The value allocated to the user within the cookie can include the difference in the privileges and accessibility rights accorded to an authenticated administrative user apposed to a standard user such as within a banking application. The value indicates the access rights, based on the stateful sessions. Staying within the realm of banking applications; it is important that the privileges accorded to the user do not become corrupted. It is equally important that the privileges of two standard users’ do not cross. In either situation, corruption of the relevant privileges could inevitably result in financial loss to both the bank and the end users.

It is equally important to remember that any service with an authentication system is by definition trying to keep some sort of information secure. Any application with user data or information will generally use cookies to identify users after they have authenticated. Once the application has identified and verified the user, the session token issued in the cookie is often the ONLY information that separates one authenticated user from another, or from a malicious hacker.

Once their ID and authentication credentials have been entered, whether by email, password, or a full multi-factor strong authentication system, the cookie generated must be protected if the user is to be protected.

Cookie Monsters, Nom Nom

Now is when we should switch our thinking to that of someone out to cause trouble! That cookie is all that stands between you and access to your targets services and data.

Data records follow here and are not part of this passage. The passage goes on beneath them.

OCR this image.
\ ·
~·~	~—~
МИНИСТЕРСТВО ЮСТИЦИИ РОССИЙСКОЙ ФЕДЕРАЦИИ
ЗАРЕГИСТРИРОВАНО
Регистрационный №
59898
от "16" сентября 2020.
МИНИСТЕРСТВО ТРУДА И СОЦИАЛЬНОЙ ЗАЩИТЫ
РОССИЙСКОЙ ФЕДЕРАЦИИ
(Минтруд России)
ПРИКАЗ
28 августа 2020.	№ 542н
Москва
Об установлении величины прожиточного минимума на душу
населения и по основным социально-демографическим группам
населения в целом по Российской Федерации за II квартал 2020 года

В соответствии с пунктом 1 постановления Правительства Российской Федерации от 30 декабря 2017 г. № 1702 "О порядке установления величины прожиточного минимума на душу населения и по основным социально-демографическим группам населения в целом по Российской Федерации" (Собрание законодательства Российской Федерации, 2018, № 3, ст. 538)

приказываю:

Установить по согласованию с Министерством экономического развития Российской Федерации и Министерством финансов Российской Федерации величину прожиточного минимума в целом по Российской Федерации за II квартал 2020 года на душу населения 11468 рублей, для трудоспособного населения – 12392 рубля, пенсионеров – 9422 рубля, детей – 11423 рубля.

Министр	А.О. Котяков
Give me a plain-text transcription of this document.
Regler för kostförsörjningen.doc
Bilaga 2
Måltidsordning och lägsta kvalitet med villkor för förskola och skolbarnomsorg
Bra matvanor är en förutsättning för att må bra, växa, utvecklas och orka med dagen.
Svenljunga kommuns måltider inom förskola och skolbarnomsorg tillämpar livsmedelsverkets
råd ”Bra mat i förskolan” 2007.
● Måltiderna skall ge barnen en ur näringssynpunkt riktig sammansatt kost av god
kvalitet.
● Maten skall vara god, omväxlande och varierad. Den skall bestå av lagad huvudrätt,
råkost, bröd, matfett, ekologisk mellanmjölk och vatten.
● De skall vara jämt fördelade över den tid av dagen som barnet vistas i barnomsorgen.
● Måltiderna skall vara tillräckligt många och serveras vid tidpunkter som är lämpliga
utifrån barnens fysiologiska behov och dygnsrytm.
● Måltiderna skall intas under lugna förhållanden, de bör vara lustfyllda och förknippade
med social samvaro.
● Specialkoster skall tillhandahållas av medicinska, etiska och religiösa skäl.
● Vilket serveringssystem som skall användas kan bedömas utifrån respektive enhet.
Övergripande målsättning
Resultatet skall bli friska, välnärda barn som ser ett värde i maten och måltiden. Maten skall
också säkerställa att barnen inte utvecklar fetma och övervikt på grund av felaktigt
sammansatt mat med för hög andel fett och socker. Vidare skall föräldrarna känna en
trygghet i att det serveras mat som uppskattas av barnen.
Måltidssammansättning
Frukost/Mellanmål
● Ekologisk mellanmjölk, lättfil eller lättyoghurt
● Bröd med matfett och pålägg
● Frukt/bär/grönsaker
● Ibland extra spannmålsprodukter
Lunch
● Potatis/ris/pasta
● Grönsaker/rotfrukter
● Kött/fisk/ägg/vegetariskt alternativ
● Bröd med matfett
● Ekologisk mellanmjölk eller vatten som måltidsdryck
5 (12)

There are a handful of ways the token can be compromised by an attacker; essentially they can either steal the cookie after the user has authenticated, or force the user to use a token they are already aware of.  The latter involves implementation issues that are outside the scope of this article, but watch this space.

The former, stealing the user’s cookie, involves either snooping on their session to grab it ‘on the wire’, or tricking the user, their browser or the application into handing the cookie over.

By far the most common way to gain access to a session cookie is via a cross site scripting (XSS) vulnerability.

In the example below the cookie is displayed on screen, in reality it could be pushed  to a remote site by an embedded script and then utilised by a malicious user, as seen in the Apache.org XSS Compromise in 2010 [1].

http://vulnerable.corsaire.com/vuln/here.php?vuln_parameter=3″><script>alert(document.cookie)</script&gt;

A session token obtained in this manner could be used to impersonate the user from whom it was stolen. If there are no further security measures in place the token can be used to access the active session, gaining full access to the user functionality.

Another way cookies may be exposed is by an attacker sitting in a strategic location on the network and snooping on network traffic to grab the all important tokens.  This has commonly occurred in shared network environments providing free WiFi access, like the ubiquitous coffee shops and fast food joints we often work in during lunch.  The attacker sits on those networks (or sets up their own fake equivalent), monitoring the network activity and poaching the valuable sessions.  This has played no small part in the massive migration of online services from unencrypted HTTP to SSL wrapped HTTPS sites to try and stem the flow of drive-by account hijacks.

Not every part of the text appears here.